Outline of Monumental Mine remains as drawn by National Forest Service site inspection
Then J.H. moved north to the ranching community of Pilot Rock where he managed Alexander & Lobenstein’s general store from 1880 to 1883. In that latter year he began keeping the books for Heistad & Loveridge in Echo, Oregon, west of Pendleton, in the wide-open sage-brush country of northern Oregon. Newton Loveridge was his uncle, having married Amanda Minerva Robbins. For two years J. H. engaged in real estate brokerage in Pendleton and then he was elected Umatilla County Treasurer in 1888, which office he held until 1893. In 1889 he was appointed assistant cashier of the Pendleton Savings Bank, which he retired from in 1893. From then until 1899 he worked as a receiver at the La Grande Land Office and was vice-president and director of the Farmer & Trader National Bank.

J. H. Robbins in Oregon State Legislature
In 1899 Jacob Harvey Robbins moved to Sumpter, back in Baker County, but not far from the Granite mining community in which he had grown up, now completing a circle from Grant county, north to Umatilla county, then down to Union county (La Grande), and to Baker county back on the border with Grant. In Sumpter he organized his bank and issued his bank notes. In addition he served as mayor of Sumpter and then was elected to the State House of Representatives from Baker County in 1903. Sumpter was a booming city in the early 1900s but was already in decline when a large fire swept through in 1917. Today, Sumpter is the center of both outdoor and historic recreation, with the Sumpter Valley Dredge State Heritage Area, an old railroad, and the remaining buildings from the town’s heyday, being a big draw for tourists.
But J. H. Robbins didn’t stay many years as in 1904 he moved north to Spokane, where his parents Harvey and Perlina Robbins were already living. That year he organized Robbins, Pratt & Robbins Co., a furniture store, in Spokane with his brother Chester Robbins. All of his business activities after that are less well known. In 1910 he was in Yakima, then he was back in Spokane and associated with the Northern Pacific Fruit Distributors, and later in Ashland where he worked for the Ashland Fruit & Produce Association. In the 1940 census, at the age of 80, J. H. Robbins is listed as an inmate in the Oregon Masonic and Eastern Star Home for the Aged. And yet, he continued to live until 1953, when he finally died after 94 years of a very long and eventful life.

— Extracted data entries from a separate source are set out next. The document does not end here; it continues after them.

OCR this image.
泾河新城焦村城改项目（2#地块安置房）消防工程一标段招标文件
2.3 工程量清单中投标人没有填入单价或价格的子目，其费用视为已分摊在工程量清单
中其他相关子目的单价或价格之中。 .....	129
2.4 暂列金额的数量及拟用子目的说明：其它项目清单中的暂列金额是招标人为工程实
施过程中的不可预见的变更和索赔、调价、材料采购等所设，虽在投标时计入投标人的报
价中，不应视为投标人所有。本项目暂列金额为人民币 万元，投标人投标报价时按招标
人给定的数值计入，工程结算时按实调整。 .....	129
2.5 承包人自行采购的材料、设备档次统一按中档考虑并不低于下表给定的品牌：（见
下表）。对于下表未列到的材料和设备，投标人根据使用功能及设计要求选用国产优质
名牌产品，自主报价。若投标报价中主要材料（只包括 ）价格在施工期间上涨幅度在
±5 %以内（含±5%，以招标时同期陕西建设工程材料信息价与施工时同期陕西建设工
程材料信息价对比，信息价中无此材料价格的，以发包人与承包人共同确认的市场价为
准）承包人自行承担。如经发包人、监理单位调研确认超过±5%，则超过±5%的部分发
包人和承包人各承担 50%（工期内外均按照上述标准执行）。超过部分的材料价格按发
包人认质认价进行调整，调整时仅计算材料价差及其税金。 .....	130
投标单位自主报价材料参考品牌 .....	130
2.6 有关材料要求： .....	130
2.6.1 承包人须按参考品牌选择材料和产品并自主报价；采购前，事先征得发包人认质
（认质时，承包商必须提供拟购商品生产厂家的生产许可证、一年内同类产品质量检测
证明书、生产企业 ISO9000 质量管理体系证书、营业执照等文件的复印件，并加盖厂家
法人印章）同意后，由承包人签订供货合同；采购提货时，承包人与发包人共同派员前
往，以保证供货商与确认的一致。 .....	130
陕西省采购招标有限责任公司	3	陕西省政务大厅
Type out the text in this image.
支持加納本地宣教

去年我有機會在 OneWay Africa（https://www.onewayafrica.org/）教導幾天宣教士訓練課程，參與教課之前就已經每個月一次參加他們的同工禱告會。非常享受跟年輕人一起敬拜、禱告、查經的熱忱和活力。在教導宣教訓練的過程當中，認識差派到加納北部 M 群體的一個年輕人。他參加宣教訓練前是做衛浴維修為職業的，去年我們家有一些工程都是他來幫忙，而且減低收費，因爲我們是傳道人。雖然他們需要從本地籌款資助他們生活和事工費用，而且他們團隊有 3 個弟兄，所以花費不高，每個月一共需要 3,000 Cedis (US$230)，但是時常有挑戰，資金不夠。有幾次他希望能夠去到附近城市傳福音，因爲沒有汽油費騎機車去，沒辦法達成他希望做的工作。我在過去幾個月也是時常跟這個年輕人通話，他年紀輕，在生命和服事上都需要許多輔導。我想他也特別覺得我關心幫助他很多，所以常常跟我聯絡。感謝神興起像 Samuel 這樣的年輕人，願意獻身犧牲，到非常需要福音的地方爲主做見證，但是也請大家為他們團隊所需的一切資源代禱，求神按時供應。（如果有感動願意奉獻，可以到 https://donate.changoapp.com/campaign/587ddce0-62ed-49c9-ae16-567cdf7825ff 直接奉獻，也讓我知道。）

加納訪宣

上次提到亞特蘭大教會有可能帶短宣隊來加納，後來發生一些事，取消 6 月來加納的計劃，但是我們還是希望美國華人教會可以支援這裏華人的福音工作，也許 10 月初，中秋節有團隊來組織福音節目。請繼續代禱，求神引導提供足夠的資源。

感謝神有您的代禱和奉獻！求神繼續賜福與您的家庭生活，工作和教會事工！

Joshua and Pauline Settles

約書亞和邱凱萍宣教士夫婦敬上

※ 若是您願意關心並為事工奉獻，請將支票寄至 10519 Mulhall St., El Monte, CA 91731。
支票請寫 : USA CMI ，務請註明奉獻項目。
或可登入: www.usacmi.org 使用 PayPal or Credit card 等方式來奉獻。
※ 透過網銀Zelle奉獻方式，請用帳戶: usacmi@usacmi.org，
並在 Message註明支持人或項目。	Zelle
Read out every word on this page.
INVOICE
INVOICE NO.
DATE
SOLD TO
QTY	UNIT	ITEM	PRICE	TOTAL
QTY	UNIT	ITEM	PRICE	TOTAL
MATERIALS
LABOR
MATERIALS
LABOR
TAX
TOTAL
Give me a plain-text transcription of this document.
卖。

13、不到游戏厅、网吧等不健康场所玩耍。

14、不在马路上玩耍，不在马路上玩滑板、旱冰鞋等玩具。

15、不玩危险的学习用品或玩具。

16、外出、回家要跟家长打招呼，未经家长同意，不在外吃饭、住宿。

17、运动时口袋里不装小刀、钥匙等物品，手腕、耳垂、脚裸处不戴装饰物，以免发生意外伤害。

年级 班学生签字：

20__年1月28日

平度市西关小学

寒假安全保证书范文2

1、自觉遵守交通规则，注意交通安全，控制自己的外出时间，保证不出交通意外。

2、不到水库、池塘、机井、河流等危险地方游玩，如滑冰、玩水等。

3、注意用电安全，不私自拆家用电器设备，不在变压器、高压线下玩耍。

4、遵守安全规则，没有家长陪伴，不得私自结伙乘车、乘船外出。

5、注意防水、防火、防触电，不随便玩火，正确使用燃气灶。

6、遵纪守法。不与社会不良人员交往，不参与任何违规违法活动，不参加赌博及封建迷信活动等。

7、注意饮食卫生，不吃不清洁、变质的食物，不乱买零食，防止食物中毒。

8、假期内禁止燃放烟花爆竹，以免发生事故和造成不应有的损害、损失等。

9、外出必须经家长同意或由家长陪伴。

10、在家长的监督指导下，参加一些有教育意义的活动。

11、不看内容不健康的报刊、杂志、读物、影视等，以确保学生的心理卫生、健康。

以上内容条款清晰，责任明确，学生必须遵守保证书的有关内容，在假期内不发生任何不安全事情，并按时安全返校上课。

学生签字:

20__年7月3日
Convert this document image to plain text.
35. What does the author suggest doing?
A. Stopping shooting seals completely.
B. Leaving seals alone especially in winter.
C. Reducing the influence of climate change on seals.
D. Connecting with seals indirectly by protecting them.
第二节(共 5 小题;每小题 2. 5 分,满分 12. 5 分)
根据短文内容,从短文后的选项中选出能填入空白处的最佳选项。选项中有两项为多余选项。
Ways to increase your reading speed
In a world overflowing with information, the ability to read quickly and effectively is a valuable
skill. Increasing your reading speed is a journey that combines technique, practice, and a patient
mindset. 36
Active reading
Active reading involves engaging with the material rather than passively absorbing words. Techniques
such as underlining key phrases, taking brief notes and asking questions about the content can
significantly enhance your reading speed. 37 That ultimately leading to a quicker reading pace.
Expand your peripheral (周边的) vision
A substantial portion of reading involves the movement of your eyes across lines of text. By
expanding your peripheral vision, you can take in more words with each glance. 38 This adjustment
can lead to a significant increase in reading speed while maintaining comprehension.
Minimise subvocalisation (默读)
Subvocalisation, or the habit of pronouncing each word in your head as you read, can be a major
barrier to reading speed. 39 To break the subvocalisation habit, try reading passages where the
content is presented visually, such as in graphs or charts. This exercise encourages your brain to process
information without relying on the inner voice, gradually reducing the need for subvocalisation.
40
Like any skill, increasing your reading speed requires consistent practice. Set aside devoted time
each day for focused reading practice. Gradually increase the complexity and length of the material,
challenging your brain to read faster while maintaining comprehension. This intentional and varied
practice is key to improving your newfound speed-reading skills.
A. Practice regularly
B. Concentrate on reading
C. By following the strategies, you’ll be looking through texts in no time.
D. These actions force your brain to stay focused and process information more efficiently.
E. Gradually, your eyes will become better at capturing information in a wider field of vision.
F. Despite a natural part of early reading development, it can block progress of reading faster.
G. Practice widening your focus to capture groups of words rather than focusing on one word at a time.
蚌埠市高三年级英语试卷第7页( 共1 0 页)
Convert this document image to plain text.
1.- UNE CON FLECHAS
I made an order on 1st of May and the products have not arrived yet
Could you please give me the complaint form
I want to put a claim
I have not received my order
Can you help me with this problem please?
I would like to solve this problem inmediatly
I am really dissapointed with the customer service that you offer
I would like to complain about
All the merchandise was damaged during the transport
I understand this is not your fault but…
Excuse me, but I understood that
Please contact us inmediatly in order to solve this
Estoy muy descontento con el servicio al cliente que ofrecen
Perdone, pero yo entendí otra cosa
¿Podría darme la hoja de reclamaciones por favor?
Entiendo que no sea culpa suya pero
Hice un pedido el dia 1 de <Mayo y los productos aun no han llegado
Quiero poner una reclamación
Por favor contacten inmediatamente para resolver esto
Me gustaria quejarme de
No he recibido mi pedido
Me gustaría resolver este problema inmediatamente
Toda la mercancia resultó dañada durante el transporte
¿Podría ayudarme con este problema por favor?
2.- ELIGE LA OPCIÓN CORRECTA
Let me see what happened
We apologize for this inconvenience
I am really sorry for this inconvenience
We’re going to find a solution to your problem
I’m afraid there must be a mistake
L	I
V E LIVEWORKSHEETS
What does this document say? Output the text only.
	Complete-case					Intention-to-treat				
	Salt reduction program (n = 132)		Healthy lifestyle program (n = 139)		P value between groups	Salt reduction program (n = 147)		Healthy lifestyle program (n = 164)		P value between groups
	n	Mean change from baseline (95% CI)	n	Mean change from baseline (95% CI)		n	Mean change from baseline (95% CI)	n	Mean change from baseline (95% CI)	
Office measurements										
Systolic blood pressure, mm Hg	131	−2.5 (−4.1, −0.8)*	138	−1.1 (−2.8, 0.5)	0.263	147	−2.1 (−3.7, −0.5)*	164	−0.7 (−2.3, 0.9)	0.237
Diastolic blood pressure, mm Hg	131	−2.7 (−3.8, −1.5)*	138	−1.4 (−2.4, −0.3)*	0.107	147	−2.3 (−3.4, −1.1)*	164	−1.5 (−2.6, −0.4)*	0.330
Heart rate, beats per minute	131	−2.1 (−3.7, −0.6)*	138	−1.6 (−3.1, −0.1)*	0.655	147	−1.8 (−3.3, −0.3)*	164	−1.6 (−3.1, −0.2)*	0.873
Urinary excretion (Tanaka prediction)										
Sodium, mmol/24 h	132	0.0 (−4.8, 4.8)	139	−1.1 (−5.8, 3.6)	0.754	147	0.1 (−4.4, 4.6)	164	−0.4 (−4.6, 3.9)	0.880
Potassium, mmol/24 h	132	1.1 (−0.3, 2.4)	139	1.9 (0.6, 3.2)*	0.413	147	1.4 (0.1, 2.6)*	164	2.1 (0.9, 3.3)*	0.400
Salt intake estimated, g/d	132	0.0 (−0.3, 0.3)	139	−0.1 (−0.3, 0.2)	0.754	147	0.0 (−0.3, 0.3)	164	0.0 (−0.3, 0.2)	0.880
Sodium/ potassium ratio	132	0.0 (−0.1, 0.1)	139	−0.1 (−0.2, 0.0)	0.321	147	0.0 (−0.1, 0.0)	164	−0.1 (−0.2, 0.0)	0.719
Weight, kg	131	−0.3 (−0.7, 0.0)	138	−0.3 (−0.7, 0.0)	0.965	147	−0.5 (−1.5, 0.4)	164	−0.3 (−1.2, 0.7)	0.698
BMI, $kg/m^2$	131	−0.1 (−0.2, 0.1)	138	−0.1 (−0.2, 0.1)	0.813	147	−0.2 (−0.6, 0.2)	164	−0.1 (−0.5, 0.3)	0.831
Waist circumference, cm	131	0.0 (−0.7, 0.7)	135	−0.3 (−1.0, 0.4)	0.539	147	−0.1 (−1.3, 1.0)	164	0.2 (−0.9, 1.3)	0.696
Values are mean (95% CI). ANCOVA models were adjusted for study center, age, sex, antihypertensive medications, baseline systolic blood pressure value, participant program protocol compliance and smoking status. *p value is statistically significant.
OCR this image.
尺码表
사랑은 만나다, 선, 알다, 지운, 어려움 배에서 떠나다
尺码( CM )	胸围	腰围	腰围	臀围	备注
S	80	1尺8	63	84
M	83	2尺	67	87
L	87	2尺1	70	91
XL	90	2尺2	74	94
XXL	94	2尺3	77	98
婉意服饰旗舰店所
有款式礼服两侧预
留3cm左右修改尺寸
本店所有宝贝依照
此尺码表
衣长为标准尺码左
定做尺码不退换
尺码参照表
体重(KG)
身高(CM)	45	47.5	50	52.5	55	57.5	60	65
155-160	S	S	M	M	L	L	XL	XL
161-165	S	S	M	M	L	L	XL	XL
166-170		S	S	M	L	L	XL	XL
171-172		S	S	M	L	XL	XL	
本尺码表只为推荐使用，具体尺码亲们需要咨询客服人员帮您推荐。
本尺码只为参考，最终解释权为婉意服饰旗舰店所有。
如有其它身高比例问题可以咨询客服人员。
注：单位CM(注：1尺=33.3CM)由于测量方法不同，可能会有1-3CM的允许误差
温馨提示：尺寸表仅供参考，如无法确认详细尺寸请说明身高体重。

He studied in the large city of Portland, he worked in the predominantly ranching and farming communities of Pendleton and Pilot Rock, he lived and worked in the small mining communities of Granite and Sumpter, conducted business in the city of Spokane, and later distributed fruit in the southern city of Ashland. At one point he considered relocating to Boise. He ended his life in McMinnville, a small city west of Portland. Many of our ancestors lived their entire lives in one single town or county, but Jacob Harvey Robbins explored all the opportunities that the (inland) Pacific Northwest had to offer.